When your multimeter reads low ohms between the common wire screw and a particular zone in your sprinkler controller box, your sprinkler solenoid needs to be replaced. A sprinkler’s solenoid may also be bad if the sprinkler valve doesn’t open or the valve is hot to the touch. Here’s how to replace a sprinkler solenoid:

  1. Turn off the water: Turn off the water and open the valve box.
  2. Remove the old solenoid: The solenoid is connected by a wire and wire nut. Cut away the main wire (while cutting off as little as possible), and remove the old solenoid.
  3. Replace the solenoid: Once the broken solenoid is out of the valve box, screw the new solenoid into place and attach the new wire to the main wire with a wire nut.

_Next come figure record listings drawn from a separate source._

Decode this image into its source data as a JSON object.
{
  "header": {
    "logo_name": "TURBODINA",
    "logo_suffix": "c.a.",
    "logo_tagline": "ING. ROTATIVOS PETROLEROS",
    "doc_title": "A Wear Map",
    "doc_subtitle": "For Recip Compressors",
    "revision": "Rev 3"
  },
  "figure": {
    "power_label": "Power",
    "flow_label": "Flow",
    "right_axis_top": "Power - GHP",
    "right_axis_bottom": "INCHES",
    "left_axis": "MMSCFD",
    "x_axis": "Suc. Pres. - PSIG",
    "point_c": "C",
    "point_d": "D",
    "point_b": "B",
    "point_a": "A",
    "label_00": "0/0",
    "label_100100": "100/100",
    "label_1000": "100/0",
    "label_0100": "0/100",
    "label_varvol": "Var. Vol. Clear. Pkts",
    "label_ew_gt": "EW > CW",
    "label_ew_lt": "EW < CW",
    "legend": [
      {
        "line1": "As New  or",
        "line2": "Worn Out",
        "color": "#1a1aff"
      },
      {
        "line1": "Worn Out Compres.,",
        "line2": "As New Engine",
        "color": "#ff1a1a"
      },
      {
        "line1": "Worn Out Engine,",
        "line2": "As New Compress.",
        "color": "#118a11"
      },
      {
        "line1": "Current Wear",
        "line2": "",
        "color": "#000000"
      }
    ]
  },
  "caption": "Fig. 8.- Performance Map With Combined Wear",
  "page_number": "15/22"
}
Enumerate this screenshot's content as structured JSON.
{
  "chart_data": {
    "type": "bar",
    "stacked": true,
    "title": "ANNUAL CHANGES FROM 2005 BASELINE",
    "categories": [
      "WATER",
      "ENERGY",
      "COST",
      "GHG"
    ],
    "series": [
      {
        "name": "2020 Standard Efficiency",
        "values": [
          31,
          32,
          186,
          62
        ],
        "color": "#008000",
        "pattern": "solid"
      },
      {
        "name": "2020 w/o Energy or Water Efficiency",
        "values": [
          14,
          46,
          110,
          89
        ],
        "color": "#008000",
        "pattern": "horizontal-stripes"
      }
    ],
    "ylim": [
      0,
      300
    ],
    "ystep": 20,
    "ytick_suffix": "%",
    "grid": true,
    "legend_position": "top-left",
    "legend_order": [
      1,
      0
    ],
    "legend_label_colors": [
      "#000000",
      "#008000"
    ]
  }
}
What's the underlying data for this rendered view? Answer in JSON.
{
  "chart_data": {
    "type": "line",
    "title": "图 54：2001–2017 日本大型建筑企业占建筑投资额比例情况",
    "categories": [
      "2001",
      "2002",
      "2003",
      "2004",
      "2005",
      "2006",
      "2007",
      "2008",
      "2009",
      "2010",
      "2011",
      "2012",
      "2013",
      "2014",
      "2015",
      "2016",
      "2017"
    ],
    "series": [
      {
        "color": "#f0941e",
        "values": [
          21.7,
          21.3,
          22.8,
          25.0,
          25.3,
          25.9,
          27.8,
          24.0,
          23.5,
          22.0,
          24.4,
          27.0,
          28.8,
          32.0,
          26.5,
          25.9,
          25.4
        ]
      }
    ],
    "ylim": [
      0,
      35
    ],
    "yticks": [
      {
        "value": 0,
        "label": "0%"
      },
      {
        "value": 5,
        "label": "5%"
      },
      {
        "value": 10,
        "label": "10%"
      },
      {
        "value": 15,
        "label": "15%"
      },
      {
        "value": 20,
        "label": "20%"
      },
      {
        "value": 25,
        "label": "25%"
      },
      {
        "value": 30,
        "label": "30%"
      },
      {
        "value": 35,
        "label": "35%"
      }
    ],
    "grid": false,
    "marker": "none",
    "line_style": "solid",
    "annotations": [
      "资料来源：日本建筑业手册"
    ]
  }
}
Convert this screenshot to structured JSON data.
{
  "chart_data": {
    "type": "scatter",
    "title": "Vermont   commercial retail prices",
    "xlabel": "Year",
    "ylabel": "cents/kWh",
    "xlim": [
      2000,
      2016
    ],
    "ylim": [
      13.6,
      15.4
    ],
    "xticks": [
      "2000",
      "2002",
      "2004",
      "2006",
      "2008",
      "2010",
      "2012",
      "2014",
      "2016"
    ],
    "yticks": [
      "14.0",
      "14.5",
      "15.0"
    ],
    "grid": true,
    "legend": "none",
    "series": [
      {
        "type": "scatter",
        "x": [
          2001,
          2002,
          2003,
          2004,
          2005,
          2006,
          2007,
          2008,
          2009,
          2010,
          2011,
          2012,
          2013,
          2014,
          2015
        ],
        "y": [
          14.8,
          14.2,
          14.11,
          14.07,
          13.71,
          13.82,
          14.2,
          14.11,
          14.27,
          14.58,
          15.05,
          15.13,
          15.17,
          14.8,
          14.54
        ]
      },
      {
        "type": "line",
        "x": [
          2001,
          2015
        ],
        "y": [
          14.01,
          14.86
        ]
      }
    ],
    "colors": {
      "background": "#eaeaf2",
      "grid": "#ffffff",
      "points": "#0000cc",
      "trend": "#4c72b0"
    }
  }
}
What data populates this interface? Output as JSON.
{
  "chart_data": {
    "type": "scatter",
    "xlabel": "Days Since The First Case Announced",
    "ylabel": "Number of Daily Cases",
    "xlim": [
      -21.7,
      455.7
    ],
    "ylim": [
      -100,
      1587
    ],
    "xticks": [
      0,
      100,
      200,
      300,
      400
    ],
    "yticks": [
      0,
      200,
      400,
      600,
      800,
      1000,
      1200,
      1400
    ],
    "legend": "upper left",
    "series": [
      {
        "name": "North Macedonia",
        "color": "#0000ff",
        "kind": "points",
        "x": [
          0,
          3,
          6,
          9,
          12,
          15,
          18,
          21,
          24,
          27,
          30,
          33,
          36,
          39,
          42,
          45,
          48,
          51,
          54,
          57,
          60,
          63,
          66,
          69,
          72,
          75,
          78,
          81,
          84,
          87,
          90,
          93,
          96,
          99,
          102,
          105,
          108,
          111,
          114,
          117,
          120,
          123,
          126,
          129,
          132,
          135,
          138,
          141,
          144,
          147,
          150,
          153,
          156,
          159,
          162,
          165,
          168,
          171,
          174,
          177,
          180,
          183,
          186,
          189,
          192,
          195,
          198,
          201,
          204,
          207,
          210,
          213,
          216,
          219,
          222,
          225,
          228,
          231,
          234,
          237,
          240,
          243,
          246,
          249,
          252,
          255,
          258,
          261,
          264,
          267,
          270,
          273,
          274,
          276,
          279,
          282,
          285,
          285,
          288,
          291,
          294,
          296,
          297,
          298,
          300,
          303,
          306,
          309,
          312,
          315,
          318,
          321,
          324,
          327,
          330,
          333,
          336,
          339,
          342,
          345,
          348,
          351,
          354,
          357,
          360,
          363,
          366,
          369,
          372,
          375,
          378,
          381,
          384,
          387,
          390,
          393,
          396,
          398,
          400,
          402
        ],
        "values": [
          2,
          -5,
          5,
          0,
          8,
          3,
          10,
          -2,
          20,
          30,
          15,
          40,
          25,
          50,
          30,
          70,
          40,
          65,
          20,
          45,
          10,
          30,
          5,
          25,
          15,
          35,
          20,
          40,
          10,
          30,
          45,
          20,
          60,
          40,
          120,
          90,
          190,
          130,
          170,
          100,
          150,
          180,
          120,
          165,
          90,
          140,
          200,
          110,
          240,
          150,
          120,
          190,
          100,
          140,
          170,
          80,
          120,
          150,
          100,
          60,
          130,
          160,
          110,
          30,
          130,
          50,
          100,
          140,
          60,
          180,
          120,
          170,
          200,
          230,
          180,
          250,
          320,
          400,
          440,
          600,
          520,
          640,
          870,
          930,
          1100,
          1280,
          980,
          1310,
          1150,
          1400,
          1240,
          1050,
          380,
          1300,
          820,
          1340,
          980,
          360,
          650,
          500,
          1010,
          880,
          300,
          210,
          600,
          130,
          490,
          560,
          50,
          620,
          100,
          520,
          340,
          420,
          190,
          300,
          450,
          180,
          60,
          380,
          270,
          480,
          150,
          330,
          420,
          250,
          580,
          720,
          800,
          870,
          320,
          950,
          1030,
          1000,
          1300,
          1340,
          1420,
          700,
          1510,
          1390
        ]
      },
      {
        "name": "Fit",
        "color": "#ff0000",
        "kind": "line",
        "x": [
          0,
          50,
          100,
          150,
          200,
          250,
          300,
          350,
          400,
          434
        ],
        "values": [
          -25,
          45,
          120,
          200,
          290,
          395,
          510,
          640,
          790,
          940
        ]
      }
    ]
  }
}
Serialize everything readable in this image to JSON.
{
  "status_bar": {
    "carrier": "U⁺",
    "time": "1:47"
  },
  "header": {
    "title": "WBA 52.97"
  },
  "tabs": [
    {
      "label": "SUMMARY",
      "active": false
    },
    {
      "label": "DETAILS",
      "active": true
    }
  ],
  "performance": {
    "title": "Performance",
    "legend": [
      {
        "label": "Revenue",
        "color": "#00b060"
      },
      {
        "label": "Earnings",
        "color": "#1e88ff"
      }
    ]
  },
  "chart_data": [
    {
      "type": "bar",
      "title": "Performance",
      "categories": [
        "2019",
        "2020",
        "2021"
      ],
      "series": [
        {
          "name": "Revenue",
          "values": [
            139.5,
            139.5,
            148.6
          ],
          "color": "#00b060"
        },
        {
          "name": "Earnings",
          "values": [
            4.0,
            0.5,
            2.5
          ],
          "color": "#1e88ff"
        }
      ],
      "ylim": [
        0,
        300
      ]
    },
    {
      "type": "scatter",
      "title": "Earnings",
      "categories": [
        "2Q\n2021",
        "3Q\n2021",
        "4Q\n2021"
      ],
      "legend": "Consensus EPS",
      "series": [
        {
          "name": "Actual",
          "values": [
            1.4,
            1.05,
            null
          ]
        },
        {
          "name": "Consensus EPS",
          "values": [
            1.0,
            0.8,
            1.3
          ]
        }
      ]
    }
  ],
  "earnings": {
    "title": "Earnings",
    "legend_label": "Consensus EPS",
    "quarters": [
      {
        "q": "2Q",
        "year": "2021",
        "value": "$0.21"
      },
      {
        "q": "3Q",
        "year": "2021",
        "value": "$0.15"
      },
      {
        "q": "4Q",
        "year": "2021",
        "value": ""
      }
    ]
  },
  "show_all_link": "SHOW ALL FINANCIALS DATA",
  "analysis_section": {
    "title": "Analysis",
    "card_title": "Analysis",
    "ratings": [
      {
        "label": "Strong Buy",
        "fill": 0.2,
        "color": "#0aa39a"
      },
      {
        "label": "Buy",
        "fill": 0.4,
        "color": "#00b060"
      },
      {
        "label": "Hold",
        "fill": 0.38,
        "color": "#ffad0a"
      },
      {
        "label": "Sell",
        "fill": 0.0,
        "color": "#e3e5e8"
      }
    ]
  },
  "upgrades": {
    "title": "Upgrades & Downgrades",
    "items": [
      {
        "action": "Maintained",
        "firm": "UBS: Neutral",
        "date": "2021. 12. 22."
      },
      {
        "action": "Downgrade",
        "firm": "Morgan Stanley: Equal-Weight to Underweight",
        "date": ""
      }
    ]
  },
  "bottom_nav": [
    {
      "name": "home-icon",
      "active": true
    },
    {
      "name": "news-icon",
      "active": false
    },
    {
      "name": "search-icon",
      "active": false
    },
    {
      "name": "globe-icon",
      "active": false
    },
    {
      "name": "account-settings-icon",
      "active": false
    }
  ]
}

When to Call a Professional

Homeowners comfortable repairing their sprinkler systems can make basic repairs or replace small parts. However, if your lawn irrigation system has significant damage or you’re not comfortable making your own repairs, make an appointment with an irrigation service. We recommend calling in a professional repair specialist in the following scenarios:

Our Recommendation

While regular maintenance can minimize the risk of broken sprinkler systems, some issues may arise unexpectedly. If you have a broken sprinkler head, leaking pipe, or defective solenoid, you can try to make those sprinkler system repairs yourself. However, if you can’t diagnose the sprinkler issue or are having difficulty repairing the system yourself, consider calling a professional sprinkler repair service.

Sprinkler Repair FAQ

How do I fix an underground sprinkler system?

You can fix an underground sprinkler system by carefully digging soil away from the damaged area and troubleshooting the problem. Once you identify the issue, consider using telescopic pipes to cut out and replace pipe parts.

How much does it cost to replace a sprinkler valve?

Replacing a sprinkler valve can cost between $13 to $100 per part. Expect to pay triple that if you hire a professional to replace this part.

Should I repair or replace my sprinkler system?

Generally, you should replace individual components of your sprinkler system as they break. However, if your sprinkler system is frequently breaking or malfunctioning, talk to an irrigation professional about replacing the entire system.
You can also replace your sprinkler system if you’re redesigning your landscape or want to switch to water-efficient sprinklers for an eco-friendly, low-maintenance landscape.

How long do underground sprinklers last?

Underground sprinkler systems can last around 20 years, but you’ll need to replace individual components over time. Premium parts can last around 10 years between replacement projects.

How do I diagnose sprinkler system issues?

Diagnose sprinkler system issues by tracing problems back to their source. If you see standing water or evidence of uneven watering, check the surrounding sprinkler heads or pipes. If some sprinkler parts don’t turn on, test the electrical components. If you’re having trouble diagnosing an issue, call a professional lawn care company to help identify the problem.